Первый раз я услышал его по телевидению. В прямой трансляции съезд народных депутатов СССР обсуждал разгон милицией митинга демократической оппозиции. Тогда это все было впервые - и митинг, и жесткие действия правоохранителей, и такая прямая трансляция. С трибуны седой старичок сбивчиво пытался что-то объяснить залу:
- Мне вчера позвонила девочка… Она плакала…
Зал смеялся. Какая девочка? Чего она плакала? Про что он говорит?
И я пожимал плечами у экрана. Страна ждет великих перемен, а здесь про какие-то девичьи слезы. Разве это сейчас важно? Договорить Сахарову не дали. Он уходил с трибуны, продолжая шевелить губами - то ли все еще пытался объясниться с людьми в кремлевском дворце, то ли продолжал диалог с позвонившей девочкой…
14 декабря 1989 года в одном из кремлевских залов собралась межрегиональная депутатская группа во главе с Борисом Ельциным и Андреем Сахаровым. Я занял место прямо перед Андреем Дмитриевичем, и теперь мог вблизи разглядеть всемирную знаменитость. Изобретателя советской ядерной бомбы и главного диссидента СССР.
Он выглядел совсем старым: потухшие глаза, тонкая шея, белая потертая рубашка с галстуком невпопад. Воротничок неряшливо выбивался из-под пиджака. Сахаров дремал, поддерживая падающую голову плечом.
Я передумал снимать интервью с легендарным правозащитником. О чем? Зачем? Засыпающий на ходу старик… Грядет время других лидеров, а этот все давно сказал. «Мне вчера позвонила девочка… Она плакала». О чем он?
А утром разбудил телефонный звонок из редакции.
- Слушай, тут «Свобода» передала, что Сахаров умер.
- Чушь какая-то. Я его вчера вечером снимал.
- Ну, говорят.
- Ладно, проверю.
Бернар Гетта из французской «Монд» подтвердил слухи:
- Похоже, это правда. Я звонил Сахарову домой, и какой-то человек сказал, что Андрей Дмитриевич умер сегодня ночью. Знаешь, я, наверное, плохой журналист и не смог сказать: позовите Елену Боннэр, пусть подтвердит. Но , думаю, все так и есть, потому что такими вещами не шутят.
На съезде сообщение о смерти депутата Сахарова прозвучало в абсолютной тишине - ни вскрика, ни вздоха. У них даже какое-то облегчение почувствовалось: теперь, дескать, поспокойнее будет, не придется выслушивать лепет старика. «Мне вчера позвонила девочка, она плакала».

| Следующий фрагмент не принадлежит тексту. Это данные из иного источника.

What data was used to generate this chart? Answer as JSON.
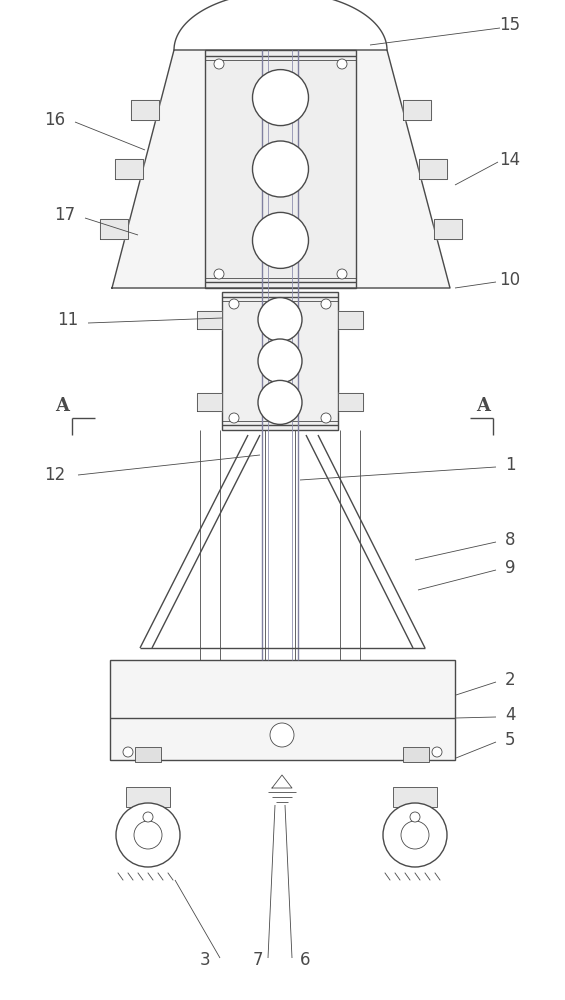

В день похорон плакала вся Москва. Гражданская панихида проходила в Лужниках, где в конце восьмидесятых собирались многотысячные митинги демократической оппозиции. Здесь и прощались с Сахаровым сотни тысяч незнакомых ему людей. Рукописные плакаты «Простите нас, Андрей Дмитриевич». А еще - свечи. Зимняя московская слякоть под ногами, пронизывающий холодный ветер и сиротливые огоньки свечей.
Предложения объявить в стране траур или хотя бы приостановить на день работу съезда не прошли. Сделали перерыв, в который несколько автобусов с депутатами прибыли в Лужники. Их повели с заднего хода, через калитку в металлическом ограждении. Та была узенькой, а милиционер пропускал строго по депутатским удостоверениям. Выстроилась очередь, которая вызвала насмешки.
- Смотрите, депутатов даже на похороны со служебного входа пропускают!
Те смущались, стыдились, опускали головы, но покорно доставали свои «корочки», протискиваясь сквозь воротца.
Траурный митинг продолжался долго, до темноты. Депутаты его окончания не дождались. Они вернулись в Кремль голосовать за программу правительства, что может быть важнее? «Мне позвонила девочка»? О чем вы?
… Мне понадобилось столько лет, чтобы понять: это же про совесть. «Мне позвонила девочка… Она плакала…» Это про то, что нельзя нашим детям плакать от обиды на власть. Вы считаете, есть что-то важнее?